Несезон. Ресорт с кокосами среди травы, сонными пыльными собаками и маджентовыми орхидеями. На ресепшене два молодых тайца, утомленные том ямом. В воздухе явственно витает запах пожизненного для иностранца. Повертев в руках мятую распечатку с Агоды, тот, кто постарше, очевидно директор, сделал скорбное лицо — карточки не принимаем, то есть, в принципе, принимаем, но прямо сейчас — вряд ли. Увидев у меня в руках три пятисотбатовые купюры, просиял, — вот ключи, у Вас супериор люкс, других не держим.
— А фридж в номере есть? — робко спросил я. Через пару минут два тайца криминальной наружности уже тащили откуда-то еще теплый холодильник, путаясь в волочившемся по земле проводе.
— А завтрак? — раз уж пошел такой олинклюзив, потребовал я, потрясая распечаткой.

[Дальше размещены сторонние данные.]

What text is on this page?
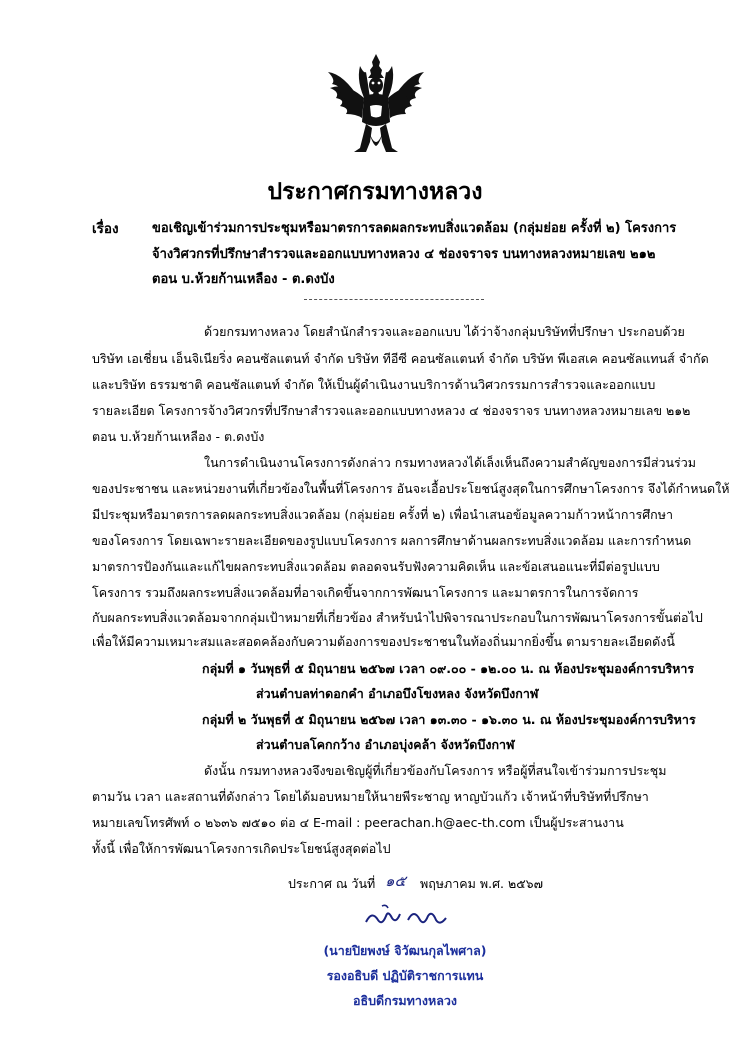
ประกาศกรมทางหลวง
เรื่อง	ขอเชิญเข้าร่วมการประชุมหรือมาตรการลดผลกระทบสิ่งแวดล้อม (กลุ่มย่อย ครั้งที่ ๒) โครงการ
จ้างวิศวกรที่ปรึกษาสำรวจและออกแบบทางหลวง ๔ ช่องจราจร บนทางหลวงหมายเลข ๒๑๒
ตอน บ.ห้วยก้านเหลือง - ต.ดงบัง
ด้วยกรมทางหลวง โดยสำนักสำรวจและออกแบบ ได้ว่าจ้างกลุ่มบริษัทที่ปรึกษา ประกอบด้วย
บริษัท เอเชี่ยน เอ็นจิเนียริ่ง คอนซัลแตนท์ จำกัด บริษัท ทีอีซี คอนซัลแตนท์ จำกัด บริษัท พีเอสเค คอนซัลแทนส์ จำกัด
และบริษัท ธรรมชาติ คอนซัลแตนท์ จำกัด ให้เป็นผู้ดำเนินงานบริการด้านวิศวกรรมการสำรวจและออกแบบ
รายละเอียด โครงการจ้างวิศวกรที่ปรึกษาสำรวจและออกแบบทางหลวง ๔ ช่องจราจร บนทางหลวงหมายเลข ๒๑๒
ตอน บ.ห้วยก้านเหลือง - ต.ดงบัง
ในการดำเนินงานโครงการดังกล่าว กรมทางหลวงได้เล็งเห็นถึงความสำคัญของการมีส่วนร่วม
ของประชาชน และหน่วยงานที่เกี่ยวข้องในพื้นที่โครงการ อันจะเอื้อประโยชน์สูงสุดในการศึกษาโครงการ จึงได้กำหนดให้
มีประชุมหรือมาตรการลดผลกระทบสิ่งแวดล้อม (กลุ่มย่อย ครั้งที่ ๒) เพื่อนำเสนอข้อมูลความก้าวหน้าการศึกษา
ของโครงการ โดยเฉพาะรายละเอียดของรูปแบบโครงการ ผลการศึกษาด้านผลกระทบสิ่งแวดล้อม และการกำหนด
มาตรการป้องกันและแก้ไขผลกระทบสิ่งแวดล้อม ตลอดจนรับฟังความคิดเห็น และข้อเสนอแนะที่มีต่อรูปแบบ
โครงการ รวมถึงผลกระทบสิ่งแวดล้อมที่อาจเกิดขึ้นจากการพัฒนาโครงการ และมาตรการในการจัดการ
กับผลกระทบสิ่งแวดล้อมจากกลุ่มเป้าหมายที่เกี่ยวข้อง สำหรับนำไปพิจารณาประกอบในการพัฒนาโครงการขั้นต่อไป
เพื่อให้มีความเหมาะสมและสอดคล้องกับความต้องการของประชาชนในท้องถิ่นมากยิ่งขึ้น ตามรายละเอียดดังนี้
กลุ่มที่ ๑ วันพุธที่ ๕ มิถุนายน ๒๕๖๗ เวลา ๐๙.๐๐ - ๑๒.๐๐ น. ณ ห้องประชุมองค์การบริหาร
ส่วนตำบลท่าดอกคำ อำเภอบึงโขงหลง จังหวัดบึงกาฬ
กลุ่มที่ ๒ วันพุธที่ ๕ มิถุนายน ๒๕๖๗ เวลา ๑๓.๓๐ - ๑๖.๓๐ น. ณ ห้องประชุมองค์การบริหาร
ส่วนตำบลโคกกว้าง อำเภอบุ่งคล้า จังหวัดบึงกาฬ
ดังนั้น กรมทางหลวงจึงขอเชิญผู้ที่เกี่ยวข้องกับโครงการ หรือผู้ที่สนใจเข้าร่วมการประชุม
ตามวัน เวลา และสถานที่ดังกล่าว โดยได้มอบหมายให้นายพีระชาญ หาญบัวแก้ว เจ้าหน้าที่บริษัทที่ปรึกษา
หมายเลขโทรศัพท์ ๐ ๒๖๓๖ ๗๕๑๐ ต่อ ๔ E-mail : peerachan.h@aec-th.com เป็นผู้ประสานงาน
ทั้งนี้ เพื่อให้การพัฒนาโครงการเกิดประโยชน์สูงสุดต่อไป
ประกาศ ณ วันที่ ๑๕ พฤษภาคม พ.ศ. ๒๕๖๗
(นายปิยพงษ์ จิวัฒนกุลไพศาล)
รองอธิบดี ปฏิบัติราชการแทน
อธิบดีกรมทางหลวง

Мой юный друг выглянул на веранду, где в гамаке дремала пожилая дама с потухшей сигаретой в зубах.
«Мама, — вопросил он по-тайски. — Вы таки хочете встать в семь утра и приготовить немного жареный лапшички для этих несчастных фарангов, которым лень пройти сто метров до ближайшей макашницы?»
Мама подняла голову, оценивающе посмотрела на меня и продолжила послеобеденный сон.
— Может, возьмете деньгами? — треть суммы перекочевала обратно ко мне в карман.
— И еще, — он с ужасом посмотрел на привередливого чужестранца. — Надеюсь, в моем бунгало есть сивью? — облегченно улыбнулся, — Да, чего-чего, а сивью точно есть, никуда от него не деться, оно, сивью здесь повсюду…
И правда — там, далеко, где Малаккский пролив превращается в Андаманское море, опираясь на лучи, прожигающие рваные дыры в пелене облаков и оставляющие на глади воды слепящие белые пятна, лениво заходило солнце.